En France, le débat sur l’éclairage public anime les discussions entre ceux qui veulent préserver la planète et ceux qui cherchent avant tout à garantir la sécurité des habitants. Tandis que certaines communes choisissent d’éteindre les lampadaires pour protéger la biodiversité et réaliser des économies d’énergie, d’autres remettent en question cette décision face aux inquiétudes sur la sûreté des citoyens.
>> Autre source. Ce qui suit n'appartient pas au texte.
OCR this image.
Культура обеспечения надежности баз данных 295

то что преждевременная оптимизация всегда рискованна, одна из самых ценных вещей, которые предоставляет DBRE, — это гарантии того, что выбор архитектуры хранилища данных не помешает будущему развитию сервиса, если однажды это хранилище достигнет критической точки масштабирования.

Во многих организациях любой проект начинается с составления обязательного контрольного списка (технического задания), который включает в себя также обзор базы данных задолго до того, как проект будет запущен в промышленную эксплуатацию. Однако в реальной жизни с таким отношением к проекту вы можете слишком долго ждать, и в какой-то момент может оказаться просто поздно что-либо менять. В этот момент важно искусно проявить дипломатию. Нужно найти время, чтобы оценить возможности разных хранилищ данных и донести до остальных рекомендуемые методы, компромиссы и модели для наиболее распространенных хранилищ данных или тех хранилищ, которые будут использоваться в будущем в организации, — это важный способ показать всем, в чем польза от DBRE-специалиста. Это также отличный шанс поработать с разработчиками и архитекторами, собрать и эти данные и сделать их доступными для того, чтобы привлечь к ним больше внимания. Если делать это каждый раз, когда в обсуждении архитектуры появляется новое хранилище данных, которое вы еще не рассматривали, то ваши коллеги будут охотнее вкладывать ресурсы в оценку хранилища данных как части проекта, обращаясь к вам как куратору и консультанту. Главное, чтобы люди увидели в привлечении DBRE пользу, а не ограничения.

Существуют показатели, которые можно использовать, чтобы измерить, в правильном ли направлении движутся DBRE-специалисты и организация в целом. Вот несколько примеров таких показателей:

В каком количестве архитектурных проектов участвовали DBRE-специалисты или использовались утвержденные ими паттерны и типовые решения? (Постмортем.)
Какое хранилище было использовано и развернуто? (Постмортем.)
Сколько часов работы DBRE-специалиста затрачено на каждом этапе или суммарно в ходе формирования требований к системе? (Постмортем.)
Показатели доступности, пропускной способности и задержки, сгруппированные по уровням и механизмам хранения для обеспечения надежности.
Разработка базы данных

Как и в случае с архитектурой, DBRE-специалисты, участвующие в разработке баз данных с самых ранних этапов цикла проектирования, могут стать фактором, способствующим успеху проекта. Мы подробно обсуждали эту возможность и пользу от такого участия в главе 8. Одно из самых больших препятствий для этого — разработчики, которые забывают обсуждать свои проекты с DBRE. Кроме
Ce dilemme soulève des questions importantes sur la façon dont les collectivités peuvent jongler avec ces deux imperatifs.
Conséquences écologiques de l’extinction des lumières
Selon l’Agence de l’environnement et de la maîtrise de l’énergie (Ademe), en 2017, les 11 millions de luminaires publics en France représentaient une puissance totale de 1 300 mégawatts. Entre 2022 et 2023, les émissions lumineuses ont chuté de 25 %.
La lumière artificielle perturbe largement la biodiversité : 30 % des vertébrés et 65 % des invertébrés mènent leur vie nocturne sous l’influence des éclairages. Certaines espèces se retrouvent attirées par la lumière, ce qui peut entraîner leur épuisement ou accroître leur risque de prédation. D’autres, au contraire, la fuient, transformant ainsi une route bien éclairée en véritable barrière.
Avis partagés sur l’extinction
Jean-Pierre Frodello, directeur de la Ligue pour la protection des oiseaux en Normandie, ne se réjouit pas des mesures actuelles d’extinction partielle. Pour lui, « quand on éteint à 23 heures et qu’on rallume à 5 heures, c’est pas la fête pour une partie des espèces nocturnes » (il souligne que ce découpage horaire ne favorise pas la vie nocturne de certains animaux). Il propose d’éteindre complètement les lumières dès la tombée de la nuit au printemps, afin de mieux protéger le vivant.
Pourtant, certaines villes, comme celles de la métropole de Rouen, font marche arrière. La baisse des tarifs de l’électricité encourage de plus en plus à rallumer les éclairages publics. À Saint-Étienne-du-Rouvray, le maire Joachim Moyse évoque une hausse des vols et des dégradations comme raison pour remettre les lumières.
Sécurité et ressentis des citoyens
Les études ne démontrent pas clairement que l’absence d’éclairage engendre davantage de délinquance. À Rouen, aucune augmentation notable des interventions policières n’a été observée après la coupure des lumières. Cependant, Marie-Dominique de Suremain, urbaniste et sociologue, insiste sur le fait que les agressions reposent sur des témoignages réels vécus par les femmes dans l’espace public. Elle a travaillé sur les marches exploratoires qui permettent aux femmes d’identifier les obstacles qu’elles rencontrent lors de leurs déplacements nocturnes.
Pour tenter d’allier protection de l’environnement et sentiment de sécurité, diverses idées ont vu le jour :
- déplacer les arrêts de bus,
- mieux éclairer les passages piétons et les pistes cyclables,
- ou encore installer des lampadaires dotés d’un détecteur de mouvement.
Nouvelles initiatives dans quelques villes françaises
À Calais, après avoir coupé l’éclairage entre minuit et 5 heures du matin pendant deux ans (afin d’alléger une facture énergétique estimée à 750 000 euros), la municipalité a décidé, fin septembre dernier, de rallumer ses lampadaires. Cette décision s’appuie sur un investissement dans des LED moins gourmandes en énergie, pour un coût de 16 millions d’euros. Ces nouvelles installations devraient permettre de réduire la consommation énergétique de 83 % sur sept ans.
À Sarreguemines, l’éclairage public a aussi été rétabli après une année sans lumière nocturne. Le maire Marc Zingraff précise que, même si cette mesure avait généré entre 100 000 et 150 000 euros d’économies en 2022, elle avait par ailleurs posé des problèmes techniques. Dorénavant, la ville prévoit aussi d’investir dans des LED pour offrir un éclairage rassurant tout en allégeant sa consommation énergétique.